I mean Ukraine least of all. I mean primarily those crazies in the West.”

Representatives for Lukashenko and the Belarusian government did not respond to
Fortune’s requests for comment.

A spokesperson for NATO—the military alliance whose 31 member countries include
the U.S., the U.K., France and Germany—was not immediately available for
comment.





RUSSIAN NUCLEAR THREATS

Lukashenko’s threat about deploying nuclear weapons builds on a series of
warnings from the Kremlin about its willingness to deploy nuclear weapons.



In a television address last September, Putin warned that if Russian territory
came under threat, his government would “certainly use all the means at our
disposal to protect Russia and our people.”

“It is not a bluff,” he warned.

Last month, Dmitry Medvedev—a former Russian president who now serves as deputy
chairman of Russia’s Security Council—said the Russian government would use
nuclear weapons if Kyiv’s counteroffensive was successful.

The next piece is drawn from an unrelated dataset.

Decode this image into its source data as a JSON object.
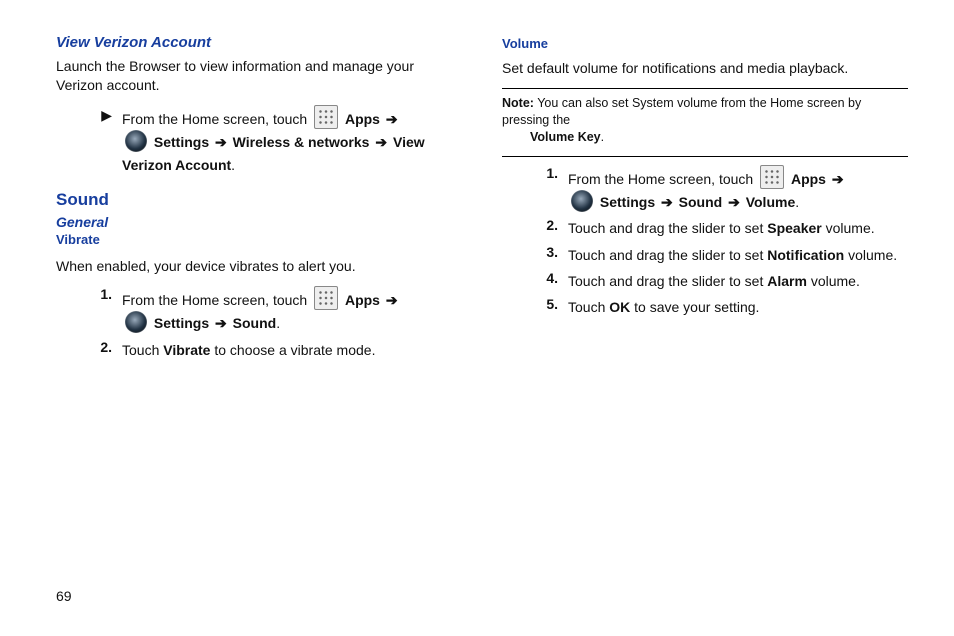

“Imagine if the offensive … which is backed by NATO, was successful and they
tore off a part of our land. Then we would be forced to use a nuclear weapon
according to the rules of a decree from the president of Russia,” he said in a
post to the Telegram messaging app.

“There would simply be no other option,” he added. “Therefore, our enemies
should pray for our warriors' [success]. They are ensuring that a global nuclear
fire is not ignited.”




WHO IS ALEKSANDR LUKASHENKO?

Belarusian president Lukashenko has long held a reputation as Europe’s last
dictator, thanks to fraudulent elections, accusations of human rights violations
and the imprisonment of political opponents, as well as the persecution of
journalists who criticize his regime.

Under his stewardship, Belarus—a former Soviet state—has seen relations with
neighboring Russia become increasingly close. In 1999, the two countries formed
a “union state” to solidify their economic cooperation.

More recently, Lukashenko has made it clear that Belarus is a loyal political
and military ally to Russia and its president Vladimir Putin.

As Moscow amassed thousands of troops at the Ukrainian border in early
2022—sparking global speculation that Russia was about to illegally invade its
neighbor—Lukashenko deployed special forces to Belarus’s southern border with
Ukraine. Russia and Belarus also carried out joint military drills near Belarus
and Ukraine’s shared border.

After Russia launched its so-called “special operation,” it used Belarus as a
launchpad to send soldiers on their offensive into Ukraine.

Since both countries have been slapped with stringent Western sanctions as a
result of the war in Ukraine, their economic alliance has been reinforced as
trade between the pair has increased.